We don't have chickens just for their eggs, however. Permaculture teaches that 'every element performs multiple functions'. In other words, in addition to giving us eggs every day, we have chickens because they produce manure that can be used in the garden, they scratch the ground and eat bugs and their feathers are good additions to our compost pile. We haven't yet thought about keeping them for meat but that may be in our future.
We started out with 10 chickens mid-March 2013 and kept them indoors, in a cardboard box with a heat lamp, before 'hardening them off' in the garage and then moving them outside in May. The chickens helped us prepare the ground for our new garden beds last spring. We kept them in one area for a couple of weeks at a time so that they could scratch up the ground and deposit their poop. Raised garden beds were then built on top of these areas using a technique called sheet mulching. The chickens were then moved to a new location where they would repeat the same process.
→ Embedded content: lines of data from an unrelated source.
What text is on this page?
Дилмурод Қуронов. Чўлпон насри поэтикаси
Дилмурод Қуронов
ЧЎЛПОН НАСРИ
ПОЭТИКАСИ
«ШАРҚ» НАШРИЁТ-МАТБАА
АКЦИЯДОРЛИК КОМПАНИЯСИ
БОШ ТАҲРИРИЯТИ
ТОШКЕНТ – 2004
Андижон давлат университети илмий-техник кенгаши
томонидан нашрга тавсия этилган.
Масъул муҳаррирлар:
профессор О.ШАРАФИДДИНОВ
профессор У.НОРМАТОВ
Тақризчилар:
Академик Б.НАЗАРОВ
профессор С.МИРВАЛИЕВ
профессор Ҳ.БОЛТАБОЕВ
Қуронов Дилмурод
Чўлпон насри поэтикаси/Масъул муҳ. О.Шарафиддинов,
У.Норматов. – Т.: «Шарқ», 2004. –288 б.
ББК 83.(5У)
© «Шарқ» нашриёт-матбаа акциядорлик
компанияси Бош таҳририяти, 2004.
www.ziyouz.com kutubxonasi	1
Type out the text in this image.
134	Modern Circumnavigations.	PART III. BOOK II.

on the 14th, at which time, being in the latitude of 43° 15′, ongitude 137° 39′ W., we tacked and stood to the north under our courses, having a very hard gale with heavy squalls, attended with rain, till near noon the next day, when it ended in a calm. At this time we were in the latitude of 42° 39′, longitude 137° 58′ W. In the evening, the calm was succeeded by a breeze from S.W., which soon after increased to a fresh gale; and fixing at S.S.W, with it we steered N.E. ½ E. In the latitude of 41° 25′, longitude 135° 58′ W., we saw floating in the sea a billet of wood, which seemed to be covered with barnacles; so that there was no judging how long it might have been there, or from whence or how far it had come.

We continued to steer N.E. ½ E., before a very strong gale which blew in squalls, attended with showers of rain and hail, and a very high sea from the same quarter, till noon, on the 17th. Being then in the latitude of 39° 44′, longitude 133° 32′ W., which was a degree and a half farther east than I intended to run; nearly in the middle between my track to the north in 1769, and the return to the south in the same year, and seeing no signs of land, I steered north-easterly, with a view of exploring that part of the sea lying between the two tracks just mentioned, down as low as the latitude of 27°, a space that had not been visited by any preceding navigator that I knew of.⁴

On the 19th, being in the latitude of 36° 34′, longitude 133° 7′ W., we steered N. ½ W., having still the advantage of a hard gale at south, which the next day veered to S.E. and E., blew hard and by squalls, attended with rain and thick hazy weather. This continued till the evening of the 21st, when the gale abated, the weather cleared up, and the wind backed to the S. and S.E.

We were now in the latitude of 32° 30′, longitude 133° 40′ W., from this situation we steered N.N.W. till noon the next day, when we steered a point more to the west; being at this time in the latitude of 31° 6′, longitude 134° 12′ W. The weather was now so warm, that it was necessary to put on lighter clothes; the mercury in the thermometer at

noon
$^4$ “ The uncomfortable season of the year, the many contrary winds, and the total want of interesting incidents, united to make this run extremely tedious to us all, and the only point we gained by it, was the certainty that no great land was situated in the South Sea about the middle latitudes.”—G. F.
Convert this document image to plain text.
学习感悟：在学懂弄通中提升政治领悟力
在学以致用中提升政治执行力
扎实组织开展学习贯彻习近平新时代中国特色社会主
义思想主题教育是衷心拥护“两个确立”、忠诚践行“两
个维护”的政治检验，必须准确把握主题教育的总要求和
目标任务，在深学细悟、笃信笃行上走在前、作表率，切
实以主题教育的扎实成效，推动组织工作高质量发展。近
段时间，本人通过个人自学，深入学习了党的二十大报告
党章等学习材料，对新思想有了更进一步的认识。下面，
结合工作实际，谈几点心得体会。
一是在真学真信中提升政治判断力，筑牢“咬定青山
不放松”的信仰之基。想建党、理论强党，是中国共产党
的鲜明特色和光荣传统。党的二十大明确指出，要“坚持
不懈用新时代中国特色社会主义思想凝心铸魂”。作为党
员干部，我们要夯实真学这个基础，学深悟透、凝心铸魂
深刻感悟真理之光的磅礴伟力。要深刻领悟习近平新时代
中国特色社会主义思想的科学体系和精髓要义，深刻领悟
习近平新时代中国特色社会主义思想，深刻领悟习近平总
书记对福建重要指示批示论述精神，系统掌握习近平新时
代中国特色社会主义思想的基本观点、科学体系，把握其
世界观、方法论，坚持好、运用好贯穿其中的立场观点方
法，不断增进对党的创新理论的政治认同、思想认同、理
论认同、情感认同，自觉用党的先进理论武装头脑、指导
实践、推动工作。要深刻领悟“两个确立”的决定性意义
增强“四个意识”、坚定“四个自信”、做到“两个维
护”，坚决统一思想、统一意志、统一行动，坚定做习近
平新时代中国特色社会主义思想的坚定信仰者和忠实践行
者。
A common reason people don't want to get chickens is that they are so destructive. It is true that given the chance, chickens would decimate a spring garden bed of greens in no time. However, it is important to understand that timing is key to keeping chickens and having them work for you. It is a question of when and where you put them and for how long throughout the growing season.
Although I won't allow them in my garden in the spring, we'll use the chickens to clean up the garden in the fall by building a temporary enclosure, built with chicken wire and moveable t-posts that encircles the area. The chickens get the benefit of the bugs and leftover garden goodies; the garden benefits from their manure which will be a great nutrient boost the following spring and we benefit by eating their delicious eggs!
This spring's project is a moveable chicken tractor that we will use to prepare some of the ground for our food forest of fruit trees and berry bushes. The tractor will allow us to keep the chickens in one spot for a limited amount of time, just enough for them to scratch and clear much of the grass and deposit their manure but before compacting the ground too much.
After the initial infrastructure, keeping chickens is a fairly low maintenance endeavor. What a wonderful gift to get eggs every day!